From the Guidelines
Polycystic kidney disease (PKD) management should prioritize blood pressure control, typically using ACE inhibitors like lisinopril (10-40 mg daily) or ARBs such as losartan (25-100 mg daily), and consider the use of tolvaptan in appropriate patients, as recommended by the KDIGO 2025 clinical practice guideline for the evaluation, management, and treatment of autosomal dominant polycystic kidney disease (ADPKD) 1.
Key Management Strategies
- Blood pressure control is crucial to slow disease progression
- ACE inhibitors or ARBs are recommended for blood pressure management
- Tolvaptan may be considered for slowing cyst growth in appropriate ADPKD patients, but requires liver function monitoring
- Patients should maintain adequate hydration, limit caffeine and alcohol, follow a low-sodium diet, and avoid NSAIDs
- Regular monitoring includes blood pressure checks, kidney function tests, and imaging studies every 1-3 years
- Genetic counseling is recommended for family planning, as ADPKD has a 50% chance of transmission to children
Diagnosis and Screening
- The KDIGO 2025 guideline recommends the use of the Mayo Imaging Classification (MIC) to predict future decline in kidney function and the timing of kidney failure 1
- Genetic testing is recommended for infants with very-early-onset symptomatic disease and for children with a negative family history and progressive disease 1
- Ultrasonography is the current radiological method of choice for screening, but a negative scan cannot rule out ADPKD in childhood 1
Lifestyle Modifications
- Patients with ADPKD should be encouraged to achieve a low dietary salt intake, as recommended for all children 1
- Lifestyle measures, such as maintaining a healthy weight and exercising regularly, may also be beneficial in slowing disease progression, although the evidence is limited 1
From the Research
Overview of Polycystic Kidney Disease
- Polycystic kidney disease (PKD) is a chronic, progressive hereditary condition characterized by abnormal development and growth of cysts in the kidneys and other organs 2.
- Autosomal dominant polycystic kidney disease (ADPKD) is a genetic disorder characterized by kidney cyst formation and progressive kidney function loss 3.
Dietary Interventions for PKD
- Dietary interventions such as caloric restriction, intermittent fasting, and ketogenic diet have recently emerged as potential strategies to induce metabolic reprogramming and slow ADPKD progression 3.
- A ketogenic diet, calorie restriction, intermittent fasting, and time-restricted feeding can reduce aerobic glycolysis and inhibit the mTOR pathway, producing a reduction in cyst cell proliferation, a reduction in kidney volume, and helping to preserve kidney function 4.

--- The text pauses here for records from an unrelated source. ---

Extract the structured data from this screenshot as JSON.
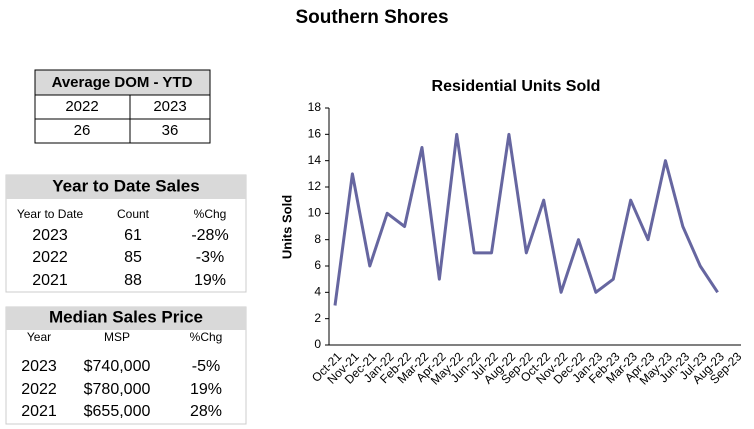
{
  "title": "Southern Shores",
  "dom_table": {
    "title": "Average DOM - YTD",
    "headers": [
      "2022",
      "2023"
    ],
    "values": [
      "26",
      "36"
    ]
  },
  "ytd_sales": {
    "title": "Year to Date Sales",
    "headers": [
      "Year to Date",
      "Count",
      "%Chg"
    ],
    "rows": [
      [
        "2023",
        "61",
        "-28%"
      ],
      [
        "2022",
        "85",
        "-3%"
      ],
      [
        "2021",
        "88",
        "19%"
      ]
    ]
  },
  "median_price": {
    "title": "Median Sales Price",
    "headers": [
      "Year",
      "MSP",
      "%Chg"
    ],
    "rows": [
      [
        "2023",
        "$740,000",
        "-5%"
      ],
      [
        "2022",
        "$780,000",
        "19%"
      ],
      [
        "2021",
        "$655,000",
        "28%"
      ]
    ]
  },
  "chart_data": {
    "type": "line",
    "title": "Residential Units Sold",
    "y_label": "Units Sold",
    "categories": [
      "Oct-21",
      "Nov-21",
      "Dec-21",
      "Jan-22",
      "Feb-22",
      "Mar-22",
      "Apr-22",
      "May-22",
      "Jun-22",
      "Jul-22",
      "Aug-22",
      "Sep-22",
      "Oct-22",
      "Nov-22",
      "Dec-22",
      "Jan-23",
      "Feb-23",
      "Mar-23",
      "Apr-23",
      "May-23",
      "Jun-23",
      "Jul-23",
      "Aug-23",
      "Sep-23"
    ],
    "values": [
      3,
      13,
      6,
      10,
      9,
      15,
      5,
      16,
      7,
      7,
      16,
      7,
      11,
      4,
      8,
      4,
      5,
      11,
      8,
      14,
      9,
      6,
      4,
      null
    ],
    "color": "#6666a0",
    "ylim": [
      0,
      18
    ],
    "yticks": [
      0,
      2,
      4,
      6,
      8,
      10,
      12,
      14,
      16,
      18
    ]
  }
}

- Patients with PKD are advised to follow a dietary regimen that aims to achieve or maintain an ideal body weight and includes high fluid intake, low sodium, and limited concentrated sweets 3.
Importance of Sodium Restriction
- Dietary salt restriction is beneficial to the management of autosomal dominant polycystic kidney disease (ADPKD) 5.
- Urinary sodium excretion is associated with the rate of total kidney volume increase, and sodium restriction can slow the progression of ADPKD 5.
Barriers to Adherence
- Barriers to adherence to prescribed therapies for PKD include personal beliefs and confusion due to unclear recommendations 6.
- Patients with PKD are motivated and willing to incorporate blood pressure control, exercise, low-salt diet, and high volume water intake into their daily routines, but may need specific recommendations on how to implement these 6.
Future Research Directions
- Extensive clinical research is necessary to establish the effectiveness and long-term effects of dietary interventions and supplementation in ADPKD 3.
- Future research should prioritize well-designed clinical trials to determine the benefits and safety of dietary interventions and supplementation in ADPKD 3.